For this purpose, we conducted a review of 200 websites of individual chiropractors and 9 websites of chiropractic associations from Australia, Canada, New Zealand, the United Kingdom, and the United States between 1 October 2008 and 26 November 2008. Our outcome measure was either direct or indirect claims regarding the eight above-named conditions.
We found evidence that 95% chiropractor websites made unsubstantiated claims regarding at least one of these conditions. Four of the 9 (44%) associations made justified claims about lower back pain. All 9 associations made unsubstantiated claims about headache/migraine. Unsubstantiated claims were also made about asthma, ear infection/earache/otitis media, neck pain.
We concluded that the majority of chiropractors and their associations in the English-speaking world seem to make therapeutic claims that are not supported by sound evidence, whilst only 28% of chiropractor websites promote lower back pain, which is supported by some evidence. We suggest the ubiquity of the unsubstantiated claims constitutes an ethical and public health issue.
Criticism regarding unsubstantiated claims have been raised even from within the profession of chiropractors (albeit very, very rarely); two chiropractors suggested that they are “evidence of a lack of professionalism and of quackery” that have evolved within a “tradition of dogma, fallacious reasoning, and unconventional attitudes about research and science”. I quite agree; instead of self-critical attitudes, chiropractors seem to develop a pathological state of denial.

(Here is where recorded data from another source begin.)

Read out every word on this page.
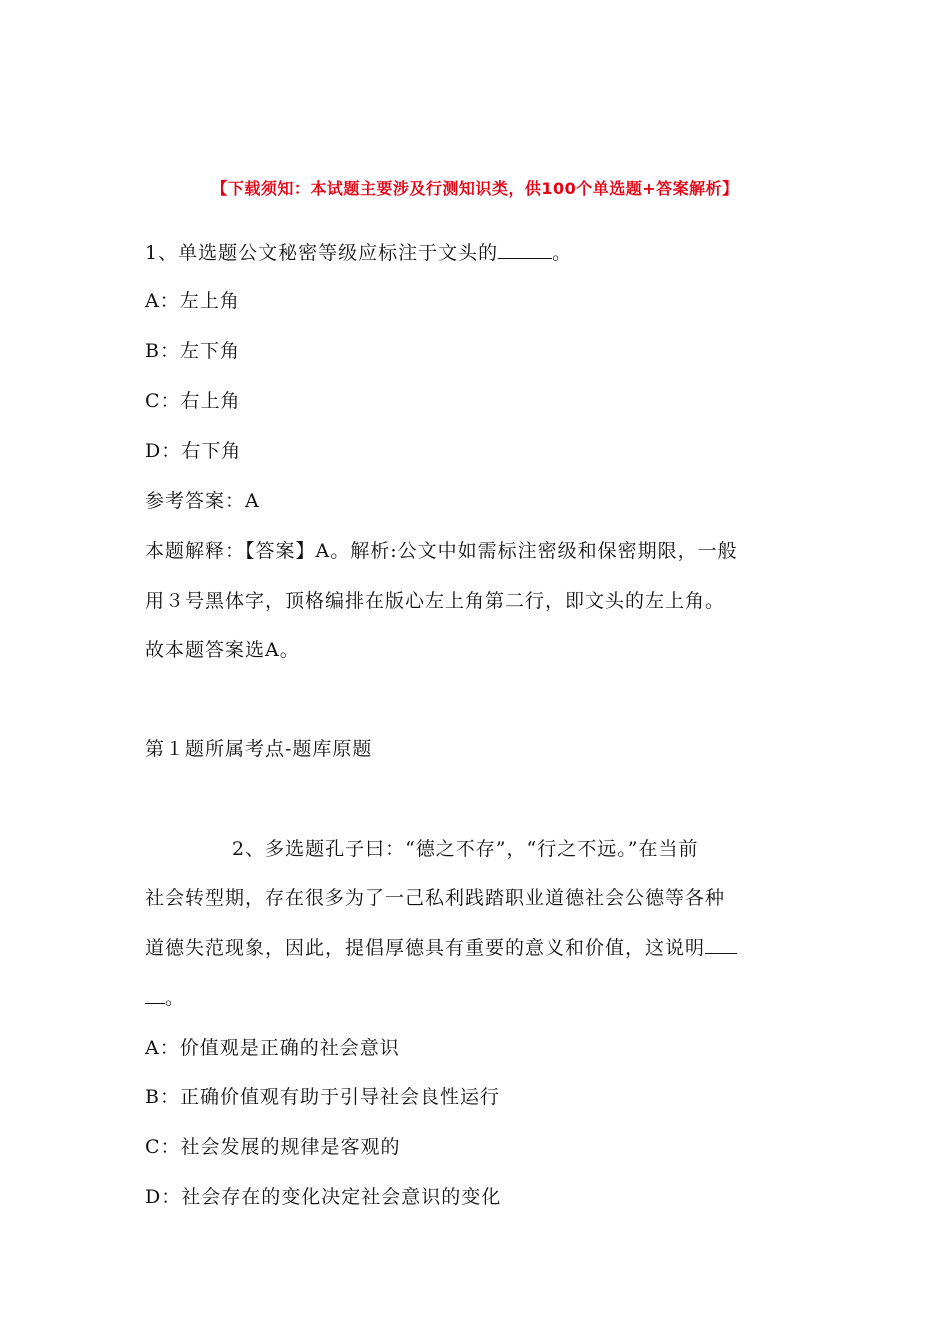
【下载须知：本试题主要涉及行测知识类，供100个单选题+答案解析】
1、单选题公文秘密等级应标注于文头的	。
A：左上角
B：左下角
C：右上角
D：右下角
参考答案：A
本题解释：【答案】A。解析:公文中如需标注密级和保密期限，一般
用３号黑体字，顶格编排在版心左上角第二行，即文头的左上角。
故本题答案选A。
第１题所属考点-题库原题
2、多选题孔子曰：“德之不存”，“行之不远。”在当前
社会转型期，存在很多为了一己私利践踏职业道德社会公德等各种
道德失范现象，因此，提倡厚德具有重要的意义和价值，这说明
。
A：价值观是正确的社会意识
B：正确价值观有助于引导社会良性运行
C：社会发展的规律是客观的
D：社会存在的变化决定社会意识的变化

The codes of ethics of chiropractors vary, of course, from nation to nation, but they tend to agree that information used must be factual and verifiable and should not be misleading or inaccurate. Unsubstantiated claims such as those disclosed by our investigation thus violate the rules of these codes. More importantly perhaps, they also misinform unsuspecting consumers and put public health at risk. This has now been going on for such a long time that it truly is embarrassing – not just for chiropractors (who seem to be immune to embarrassment) but to regulators and even to society at large who tolerates such abuse at the hands of the chiropractic profession.
Considering more recent events in the realm of chiropractic, it seems highly unlikely that the situation is going to improve any time soon. Misinformation in the name of maximising income , it often seems to me, is what chiropractic is really about.
Edzard Ernst MD, PhD, FMedSci, FSB, FRCP, FRCPEd
Emeritus Professor, Exeter University
Dr. Ernst qualified as a physician in Germany in 1978 where he also completed his MD and PhD theses. He received hands-on training in acupuncture, autogenic training, herbalism, homoeopathy, massage therapy and spinal manipulation.
Later, he became Professor in Physical Medicine and Rehabilitation (PMR) at Hannover Medical School and Head of the PMR Department at the University of Vienna. In 1993, he moved to the UK and became Chair in Complementary Medicine at the University of Exeter. He is founder/Editor-in-Chief of two medical journals (Perfusion and Focus on Alternative and Complementary Therapies).
He has published 48 books and more than 1000 articles in the peer-reviewed medical literature. His work has been awarded with 14 scientific prizes. In 1999, he took British nationality.
His research focussed on the critical evaluation of all aspects of alternative medicine. Unlike most of his colleagues, he does not aim to promote a particular therapy. His goal is to provide objective evidence and reliable information. It is fair to say that this ambition did not endear him to many quasi-religious believers in alternative medicine.